Texas prisons turn to telemedicine to reduce costs

Telemedicine is not only revolutionizing how people receive healthcare at home, but it also is being used in a wide array of locations--including prisons.

Estelle Prison in Huntsville, Texas, is using telemedicine to connect inmates housed in remote areas with medical experts throughout the state, according to an article in The Dallas Morning News. The state is subcontracting prison healthcare to the University of Texas Medical Branch and Texas Tech University to bring costs down.

However, the arrangement has its share of critics--people who say telemedicine isn't going to save money in a "system plagued with long-standing concerns of poor medical care," according to the article.

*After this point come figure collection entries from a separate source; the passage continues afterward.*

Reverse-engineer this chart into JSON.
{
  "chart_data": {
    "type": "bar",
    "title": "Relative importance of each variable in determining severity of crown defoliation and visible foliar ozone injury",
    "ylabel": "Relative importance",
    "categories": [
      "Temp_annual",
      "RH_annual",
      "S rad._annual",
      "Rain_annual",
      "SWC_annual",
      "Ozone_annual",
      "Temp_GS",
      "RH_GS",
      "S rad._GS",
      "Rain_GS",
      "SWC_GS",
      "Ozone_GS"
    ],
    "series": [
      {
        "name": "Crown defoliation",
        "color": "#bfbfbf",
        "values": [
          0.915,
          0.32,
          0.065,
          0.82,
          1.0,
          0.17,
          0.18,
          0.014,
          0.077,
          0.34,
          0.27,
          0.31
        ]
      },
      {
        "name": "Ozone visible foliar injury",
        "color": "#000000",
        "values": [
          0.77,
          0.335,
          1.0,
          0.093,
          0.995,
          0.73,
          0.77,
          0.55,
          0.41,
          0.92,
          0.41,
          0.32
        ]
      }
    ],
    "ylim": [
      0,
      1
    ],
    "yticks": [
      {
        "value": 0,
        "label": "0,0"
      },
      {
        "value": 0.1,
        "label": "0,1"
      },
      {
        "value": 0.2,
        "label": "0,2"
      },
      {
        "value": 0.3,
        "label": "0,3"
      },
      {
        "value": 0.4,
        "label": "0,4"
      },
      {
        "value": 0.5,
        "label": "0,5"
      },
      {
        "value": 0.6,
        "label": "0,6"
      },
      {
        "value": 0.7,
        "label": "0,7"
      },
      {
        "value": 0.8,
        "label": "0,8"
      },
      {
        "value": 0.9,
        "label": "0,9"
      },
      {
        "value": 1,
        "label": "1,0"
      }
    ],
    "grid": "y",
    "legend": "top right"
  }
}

Lawsuits have been filed against the Texas Department of Criminal Justice by the Texas Civil Rights Project citing medical negligence, with the legal director of the project, Wayne Krause Yang, saying telehealth could actually hurt the care of inmates.

But Owen Murray, vice president of offender health services at the University of Texas Medical Branch, tells the paper that safety is an issue when transporting prisoners to other clinics, and telemedicine is a good solution to that.

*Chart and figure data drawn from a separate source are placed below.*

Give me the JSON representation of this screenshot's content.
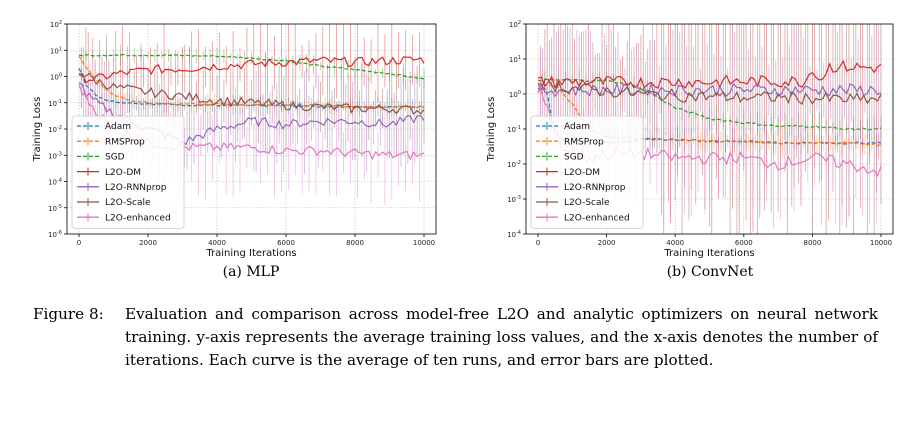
{
  "colors": {
    "Adam": "#1f77b4",
    "RMSProp": "#ff7f0e",
    "SGD": "#2ca02c",
    "L2O-DM": "#d62728",
    "L2O-RNNprop": "#9467bd",
    "L2O-Scale": "#8c564b",
    "L2O-enhanced": "#e377c2"
  },
  "figure": {
    "caption_label": "Figure 8:",
    "caption_text": "Evaluation and comparison across model-free L2O and analytic optimizers on neural network training. y-axis represents the average training loss values, and the x-axis denotes the number of iterations. Each curve is the average of ten runs, and error bars are plotted."
  },
  "chart_data": [
    {
      "type": "line",
      "subtitle": "(a) MLP",
      "xlabel": "Training Iterations",
      "ylabel": "Training Loss",
      "yscale": "log",
      "xlim": [
        0,
        10000
      ],
      "ylim_exp": [
        -6,
        2
      ],
      "xticks": [
        0,
        2000,
        4000,
        6000,
        8000,
        10000
      ],
      "yticks": [
        "10^-6",
        "10^-5",
        "10^-4",
        "10^-3",
        "10^-2",
        "10^-1",
        "10^0",
        "10^1",
        "10^2"
      ],
      "grid": true,
      "legend": "lower-left",
      "error_bars": true,
      "series": [
        {
          "name": "Adam",
          "style": "dashed",
          "x": [
            0,
            200,
            500,
            800,
            1200,
            2000,
            3000,
            4000,
            5000,
            6000,
            7000,
            8000,
            9000,
            10000
          ],
          "y": [
            2.0,
            0.5,
            0.2,
            0.12,
            0.1,
            0.09,
            0.08,
            0.08,
            0.08,
            0.08,
            0.07,
            0.07,
            0.07,
            0.07
          ]
        },
        {
          "name": "RMSProp",
          "style": "dashed",
          "x": [
            0,
            300,
            700,
            1000,
            1500,
            2000,
            3000,
            4000,
            5000,
            6000,
            7000,
            8000,
            9000,
            10000
          ],
          "y": [
            6,
            1.5,
            0.4,
            0.2,
            0.12,
            0.1,
            0.09,
            0.09,
            0.08,
            0.08,
            0.08,
            0.07,
            0.07,
            0.07
          ]
        },
        {
          "name": "SGD",
          "style": "dashed",
          "x": [
            0,
            1000,
            2000,
            3000,
            4000,
            5000,
            6000,
            7000,
            8000,
            9000,
            10000
          ],
          "y": [
            6.5,
            6.5,
            6.5,
            6.3,
            6.0,
            5.0,
            4.0,
            2.5,
            1.8,
            1.3,
            0.8
          ]
        },
        {
          "name": "L2O-DM",
          "style": "solid",
          "x": [
            0,
            500,
            1000,
            2000,
            3000,
            4000,
            5000,
            6000,
            7000,
            8000,
            9000,
            10000
          ],
          "y": [
            0.9,
            0.8,
            1.2,
            1.8,
            2.0,
            2.5,
            3.0,
            3.5,
            4.0,
            3.5,
            4.0,
            4.5
          ]
        },
        {
          "name": "L2O-RNNprop",
          "style": "solid",
          "x": [
            0,
            200,
            500,
            1000,
            1500,
            2000,
            2500,
            3000,
            4000,
            5000,
            6000,
            7000,
            8000,
            9000,
            10000
          ],
          "y": [
            0.8,
            0.2,
            0.1,
            0.04,
            0.02,
            0.01,
            0.006,
            0.003,
            0.01,
            0.02,
            0.015,
            0.02,
            0.02,
            0.015,
            0.03
          ]
        },
        {
          "name": "L2O-Scale",
          "style": "solid",
          "x": [
            0,
            500,
            1000,
            2000,
            3000,
            4000,
            5000,
            6000,
            7000,
            8000,
            9000,
            10000
          ],
          "y": [
            1.5,
            0.7,
            0.4,
            0.25,
            0.18,
            0.12,
            0.1,
            0.08,
            0.07,
            0.06,
            0.06,
            0.05
          ]
        },
        {
          "name": "L2O-enhanced",
          "style": "solid",
          "x": [
            0,
            200,
            500,
            1000,
            2000,
            3000,
            4000,
            5000,
            6000,
            7000,
            8000,
            9000,
            10000
          ],
          "y": [
            0.5,
            0.15,
            0.05,
            0.01,
            0.003,
            0.002,
            0.002,
            0.002,
            0.0015,
            0.0015,
            0.0012,
            0.001,
            0.001
          ]
        }
      ]
    },
    {
      "type": "line",
      "subtitle": "(b) ConvNet",
      "xlabel": "Training Iterations",
      "ylabel": "Training Loss",
      "yscale": "log",
      "xlim": [
        0,
        10000
      ],
      "ylim_exp": [
        -4,
        2
      ],
      "xticks": [
        0,
        2000,
        4000,
        6000,
        8000,
        10000
      ],
      "yticks": [
        "10^-4",
        "10^-3",
        "10^-2",
        "10^-1",
        "10^0",
        "10^1",
        "10^2"
      ],
      "grid": true,
      "legend": "lower-left",
      "error_bars": true,
      "series": [
        {
          "name": "Adam",
          "style": "dashed",
          "x": [
            0,
            200,
            300,
            400,
            500,
            700,
            1000,
            1500,
            2000,
            3000,
            4000,
            5000,
            6000,
            7000,
            8000,
            9000,
            10000
          ],
          "y": [
            2.0,
            1.5,
            0.8,
            0.2,
            0.08,
            0.05,
            0.05,
            0.04,
            0.04,
            0.05,
            0.05,
            0.045,
            0.045,
            0.04,
            0.04,
            0.04,
            0.04
          ]
        },
        {
          "name": "RMSProp",
          "style": "dashed",
          "x": [
            0,
            500,
            1000,
            1500,
            2000,
            3000,
            4000,
            5000,
            6000,
            7000,
            8000,
            9000,
            10000
          ],
          "y": [
            2.0,
            1.8,
            0.5,
            0.1,
            0.06,
            0.05,
            0.05,
            0.045,
            0.045,
            0.04,
            0.04,
            0.04,
            0.035
          ]
        },
        {
          "name": "SGD",
          "style": "dashed",
          "x": [
            0,
            1000,
            2000,
            2500,
            3000,
            3500,
            4000,
            5000,
            6000,
            7000,
            8000,
            9000,
            10000
          ],
          "y": [
            2.5,
            2.5,
            2.4,
            2.0,
            1.5,
            0.8,
            0.4,
            0.2,
            0.15,
            0.12,
            0.12,
            0.1,
            0.1
          ]
        },
        {
          "name": "L2O-DM",
          "style": "solid",
          "x": [
            0,
            1000,
            2000,
            3000,
            4000,
            5000,
            6000,
            7000,
            7800,
            8000,
            8200,
            8500,
            9000,
            10000
          ],
          "y": [
            2.2,
            2.2,
            2.2,
            2.2,
            2.2,
            2.2,
            2.3,
            2.3,
            2.3,
            6.0,
            2.5,
            6.0,
            6.0,
            5.5
          ]
        },
        {
          "name": "L2O-RNNprop",
          "style": "solid",
          "x": [
            0,
            1000,
            2000,
            3000,
            4000,
            5000,
            6000,
            7000,
            8000,
            9000,
            10000
          ],
          "y": [
            1.3,
            1.3,
            1.3,
            1.3,
            1.3,
            1.3,
            1.3,
            1.3,
            1.3,
            1.3,
            1.3
          ]
        },
        {
          "name": "L2O-Scale",
          "style": "solid",
          "x": [
            0,
            1000,
            2000,
            3000,
            4000,
            5000,
            6000,
            7000,
            8000,
            9000,
            10000
          ],
          "y": [
            2.0,
            1.5,
            1.2,
            1.0,
            0.9,
            0.85,
            0.8,
            0.8,
            0.75,
            0.7,
            0.7
          ]
        },
        {
          "name": "L2O-enhanced",
          "style": "solid",
          "x": [
            0,
            200,
            500,
            700,
            1000,
            1500,
            2000,
            3000,
            4000,
            5000,
            6000,
            7000,
            8000,
            9000,
            10000
          ],
          "y": [
            2.0,
            0.5,
            0.1,
            0.03,
            0.02,
            0.015,
            0.02,
            0.02,
            0.015,
            0.015,
            0.015,
            0.01,
            0.015,
            0.01,
            0.006
          ]
        }
      ]
    }
  ]
}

"Prison usually flies below the radar. But now everyone needs to find ways to save money in healthcare and they're looking at us," he says.

Texas is not the only state to use telemedicine in an effort to cut costs. In 2013, Louisiana expanded its use of the tech to treat inmates in an attempt to improve care while facing budget challenges. The state has used telemedicine at prisons since 1997 when it began offering access to specialists in pulmonary, orthopedics, diabetic and dermatology clinics, FierceHealthIT previously reported. Colorado also implemented a telemedicine pilot at its prisons in 2013.

Other states are making use of the technology to help drug and alcohol abusers get the care they need to stay out of prison; South Dakota over the summer received $100,000 to undertake such a program.